Mereka memiliki sederet pertanyaan kritis mengenai vaksin COVID-19 misalnya kepastian halal atau tidaknya vaksin maupun pandangan Nabi Muhammad mengenai vaksin ini.
Menanggapi sikap kritis ini, Dewan Kesehatan Nasional telah menggandeng para imam dan organisasi Islam untuk membujuk umat Islam agar mau divaksin. Dalam sebuah buklet yang diterbitkan di halaman Institut Serum Negara, kesalahpahaman dan konspirasi yang menghalangi Muslim untuk mendapatkan vaksinasi disangkal satu per satu.

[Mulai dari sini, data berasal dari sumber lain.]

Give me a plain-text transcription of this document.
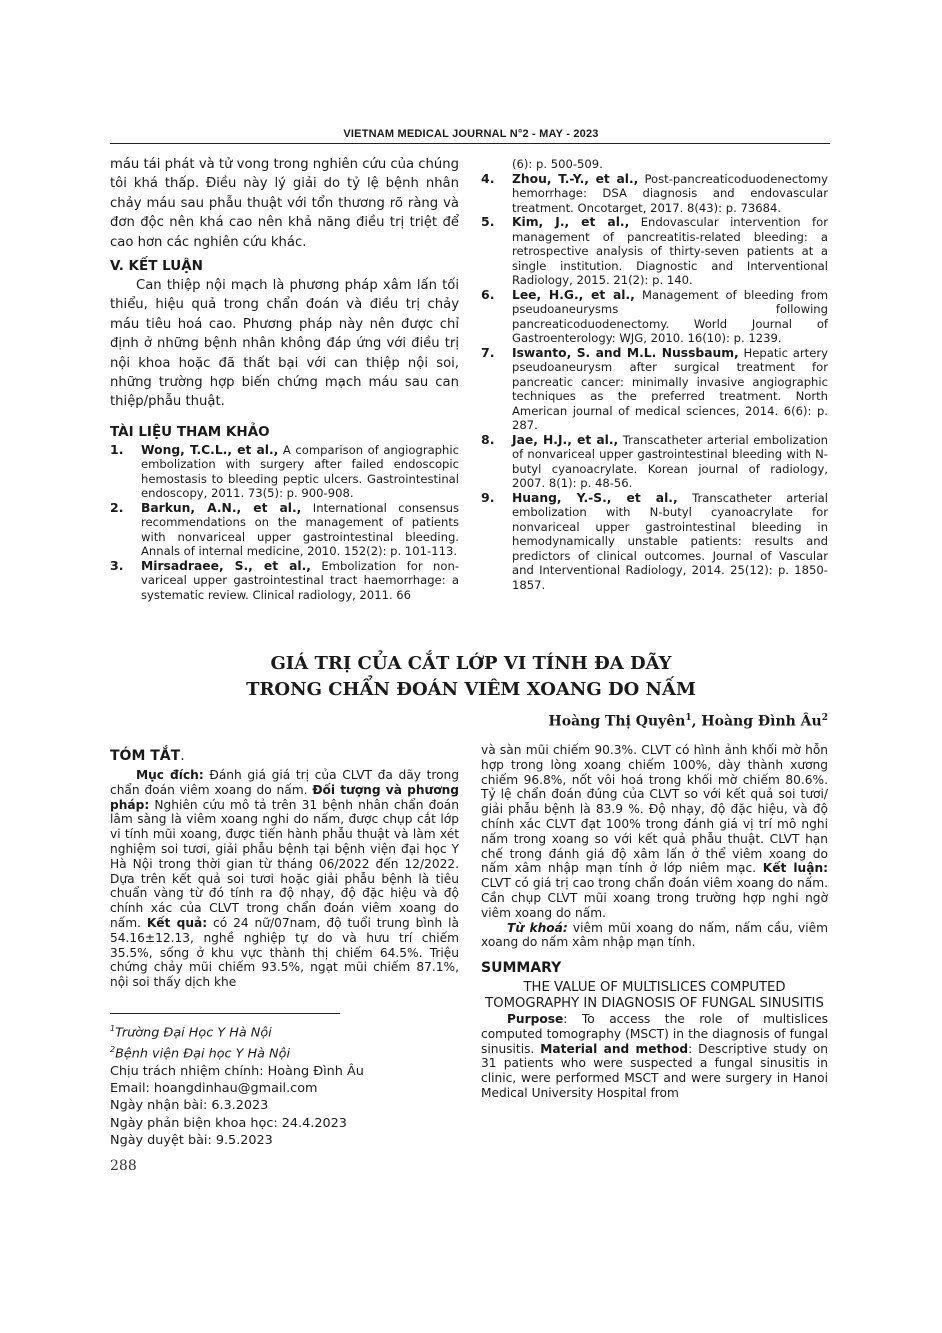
VIETNAM MEDICAL JOURNAL N°2 - MAY - 2023

máu tái phát và tử vong trong nghiên cứu của chúng tôi khá thấp. Điều này lý giải do tỷ lệ bệnh nhân chảy máu sau phẫu thuật với tổn thương rõ ràng và đơn độc nên khá cao nên khả năng điều trị triệt để cao hơn các nghiên cứu khác.

V. KẾT LUẬN

Can thiệp nội mạch là phương pháp xâm lấn tối thiểu, hiệu quả trong chẩn đoán và điều trị chảy máu tiêu hoá cao. Phương pháp này nên được chỉ định ở những bệnh nhân không đáp ứng với điều trị nội khoa hoặc đã thất bại với can thiệp nội soi, những trường hợp biến chứng mạch máu sau can thiệp/phẫu thuật.

TÀI LIỆU THAM KHẢO

1. Wong, T.C.L., et al., A comparison of angiographic embolization with surgery after failed endoscopic hemostasis to bleeding peptic ulcers. Gastrointestinal endoscopy, 2011. 73(5): p. 900-908.
2. Barkun, A.N., et al., International consensus recommendations on the management of patients with nonvariceal upper gastrointestinal bleeding. Annals of internal medicine, 2010. 152(2): p. 101-113.
3. Mirsadraee, S., et al., Embolization for non-variceal upper gastrointestinal tract haemorrhage: a systematic review. Clinical radiology, 2011. 66
(6): p. 500-509.
4. Zhou, T.-Y., et al., Post-pancreaticoduodenectomy hemorrhage: DSA diagnosis and endovascular treatment. Oncotarget, 2017. 8(43): p. 73684.
5. Kim, J., et al., Endovascular intervention for management of pancreatitis-related bleeding: a retrospective analysis of thirty-seven patients at a single institution. Diagnostic and Interventional Radiology, 2015. 21(2): p. 140.
6. Lee, H.G., et al., Management of bleeding from pseudoaneurysms following pancreaticoduodenectomy. World Journal of Gastroenterology: WJG, 2010. 16(10): p. 1239.
7. Iswanto, S. and M.L. Nussbaum, Hepatic artery pseudoaneurysm after surgical treatment for pancreatic cancer: minimally invasive angiographic techniques as the preferred treatment. North American journal of medical sciences, 2014. 6(6): p. 287.
8. Jae, H.J., et al., Transcatheter arterial embolization of nonvariceal upper gastrointestinal bleeding with N-butyl cyanoacrylate. Korean journal of radiology, 2007. 8(1): p. 48-56.
9. Huang, Y.-S., et al., Transcatheter arterial embolization with N-butyl cyanoacrylate for nonvariceal upper gastrointestinal bleeding in hemodynamically unstable patients: results and predictors of clinical outcomes. Journal of Vascular and Interventional Radiology, 2014. 25(12): p. 1850-1857.
GIÁ TRỊ CỦA CẮT LỚP VI TÍNH ĐA DÃY
TRONG CHẨN ĐOÁN VIÊM XOANG DO NẤM
Hoàng Thị Quyên$^1$, Hoàng Đình $Âu^2$

TÓM TẮT.

Mục đích: Đánh giá giá trị của CLVT đa dãy trong chẩn đoán viêm xoang do nấm. Đối tượng và phương pháp: Nghiên cứu mô tả trên 31 bệnh nhân chẩn đoán lâm sàng là viêm xoang nghi do nấm, được chụp cắt lớp vi tính mũi xoang, được tiến hành phẫu thuật và làm xét nghiệm soi tươi, giải phẫu bệnh tại bệnh viện đại học Y Hà Nội trong thời gian từ tháng 06/2022 đến 12/2022. Dựa trên kết quả soi tươi hoặc giải phẫu bệnh là tiêu chuẩn vàng từ đó tính ra độ nhạy, độ đặc hiệu và độ chính xác của CLVT trong chẩn đoán viêm xoang do nấm. Kết quả: có 24 nữ/07nam, độ tuổi trung bình là 54.16±12.13, nghề nghiệp tự do và hưu trí chiếm 35.5%, sống ở khu vực thành thị chiếm 64.5%. Triệu chứng chảy mũi chiếm 93.5%, ngạt mũi chiếm 87.1%, nội soi thấy dịch khe

$^1$Trường Đại Học Y Hà Nội

$^2$Bệnh viện Đại học Y Hà Nội

Chịu trách nhiệm chính: Hoàng Đình Âu

Email: hoangdinhau@gmail.com

Ngày nhận bài: 6.3.2023

Ngày phản biện khoa học: 24.4.2023

Ngày duyệt bài: 9.5.2023

và sàn mũi chiếm 90.3%. CLVT có hình ảnh khối mờ hỗn hợp trong lòng xoang chiếm 100%, dày thành xương chiếm 96.8%, nốt vôi hoá trong khối mờ chiếm 80.6%. Tỷ lệ chẩn đoán đúng của CLVT so với kết quả soi tươi/ giải phẫu bệnh là 83.9 %. Độ nhạy, độ đặc hiệu, và độ chính xác CLVT đạt 100% trong đánh giá vị trí mô nghi nấm trong xoang so với kết quả phẫu thuật. CLVT hạn chế trong đánh giá độ xâm lấn ở thể viêm xoang do nấm xâm nhập mạn tính ở lớp niêm mạc. Kết luận: CLVT có giá trị cao trong chẩn đoán viêm xoang do nấm. Cần chụp CLVT mũi xoang trong trường hợp nghi ngờ viêm xoang do nấm.

Từ khoá: viêm mũi xoang do nấm, nấm cầu, viêm xoang do nấm xâm nhập mạn tính.

SUMMARY

THE VALUE OF MULTISLICES COMPUTED TOMOGRAPHY IN DIAGNOSIS OF FUNGAL SINUSITIS

Purpose: To access the role of multislices computed tomography (MSCT) in the diagnosis of fungal sinusitis. Material and method: Descriptive study on 31 patients who were suspected a fungal sinusitis in clinic, were performed MSCT and were surgery in Hanoi Medical University Hospital from

288
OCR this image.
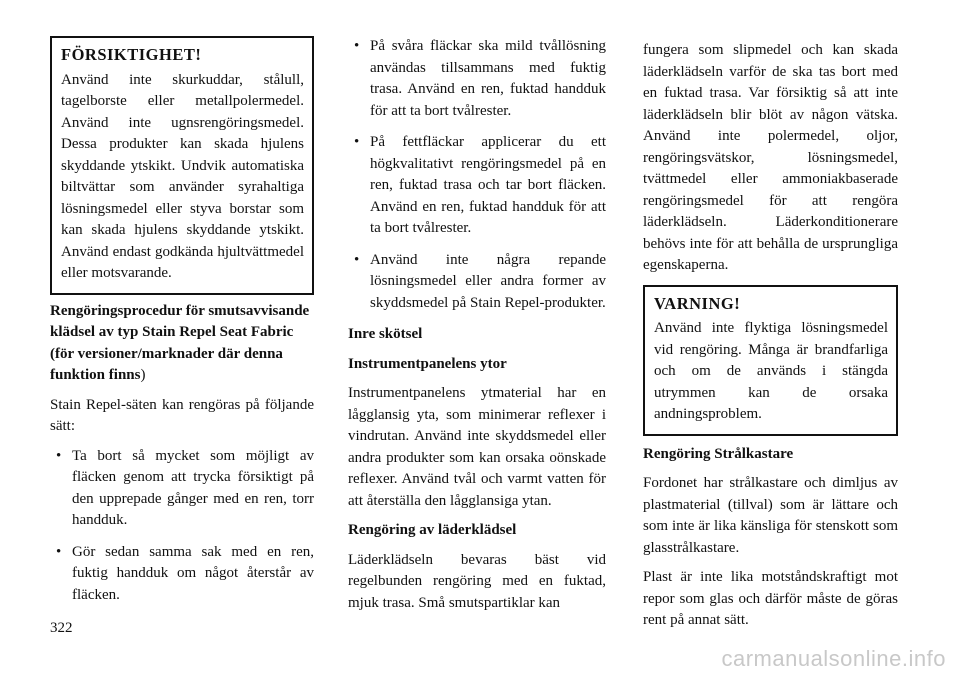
FÖRSIKTIGHET!

Använd inte skurkuddar, stålull, tagelborste eller metallpolermedel. Använd inte ugnsrengöringsmedel. Dessa produkter kan skada hjulens skyddande ytskikt. Undvik automatiska biltvättar som använder syrahaltiga lösningsmedel eller styva borstar som kan skada hjulens skyddande ytskikt. Använd endast godkända hjultvättmedel eller motsvarande.

Rengöringsprocedur för smutsavvisande klädsel av typ Stain Repel Seat Fabric (för versioner/marknader där denna funktion finns)

Stain Repel-säten kan rengöras på följande sätt:

• Ta bort så mycket som möjligt av fläcken genom att trycka försiktigt på den upprepade gånger med en ren, torr handduk.
• Gör sedan samma sak med en ren, fuktig handduk om något återstår av fläcken.
• På svåra fläckar ska mild tvållösning användas tillsammans med fuktig trasa. Använd en ren, fuktad handduk för att ta bort tvålrester.
• På fettfläckar applicerar du ett högkvalitativt rengöringsmedel på en ren, fuktad trasa och tar bort fläcken. Använd en ren, fuktad handduk för att ta bort tvålrester.
• Använd inte några repande lösningsmedel eller andra former av skyddsmedel på Stain Repel-produkter.
Inre skötsel
Instrumentpanelens ytor

Instrumentpanelens ytmaterial har en lågglansig yta, som minimerar reflexer i vindrutan. Använd inte skyddsmedel eller andra produkter som kan orsaka oönskade reflexer. Använd tvål och varmt vatten för att återställa den lågglansiga ytan.

Rengöring av läderklädsel

Läderklädseln bevaras bäst vid regelbunden rengöring med en fuktad, mjuk trasa. Små smutspartiklar kan

fungera som slipmedel och kan skada läderklädseln varför de ska tas bort med en fuktad trasa. Var försiktig så att inte läderklädseln blir blöt av någon vätska. Använd inte polermedel, oljor, rengöringsvätskor, lösningsmedel, tvättmedel eller ammoniakbaserade rengöringsmedel för att rengöra läderklädseln. Läderkonditionerare behövs inte för att behålla de ursprungliga egenskaperna.

VARNING!

Använd inte flyktiga lösningsmedel vid rengöring. Många är brandfarliga och om de används i stängda utrymmen kan de orsaka andningsproblem.

Rengöring Strålkastare

Fordonet har strålkastare och dimljus av plastmaterial (tillval) som är lättare och som inte är lika känsliga för stenskott som glasstrålkastare.

Plast är inte lika motståndskraftigt mot repor som glas och därför måste de göras rent på annat sätt.

322
carmanualsonline.info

Buklet tersebut memastikan bahwa tidak ada alasan untuk takut bahwa vaksin tersebut mengandung alkohol, gelatin dari babi atau sel dari janin. Buklet itu juga menyebut jika tidak ada alasan untuk percaya bahwa suntikan vaksin itu dapat merusak DNA fertilitas.
Dalam kata pengantar buklet tersebut, Direktur Jenderal Otoritas Kesehatan Denmark Søren Brostrøm menekankan bahwa ribuan pertanyaan tentang COVID-19 telah terjawab. Tak hanya menggunakan pendekatan medis profesional, sejumlah jawaban juga didasarkan pada interpretasi Alquran.
Selain itu, referensi buklet juga menunjukkan kepercayaan kepada Tuhan yang menyebut bahwa "percaya kepada Tuhan dan aktif menolong diri sendiri adalah upaya yang berjalan berdampingan dan tidak berlawanan". Melalui buklet ini juga umat Muslim di sana diyakinkan bahwa Nabi Muhammad juga menerima perawatan medis.
Mereka juga menekankan bahwa umat Muslim hanya diizinkan mengunjungi Mekah jika mereka divaksinasi, mengutip persyaratan dari otoritas kesehatan Saudi. Buklet ini pun memicu reaksi yang keras. Pasalnya, hal ini dianggap tak biasa bagi Denmark untuk menggunakan argumen Islam dalam kampanye perawatan kesehatan.
"Pertama-tama, ini mencerminkan kurangnya integrasi dalam komunitas Muslim tertentu," kata Juru bicara Konservatif Marcus Knuth kepada surat kabar Kristeligt Dagblad yang menyebut kampanye ini "sangat gila". "Bahwa masjid merupakan otoritas yang begitu besar, tidak hanya dalam bidang keagamaan, tetapi juga dalam perawatan kesehatan."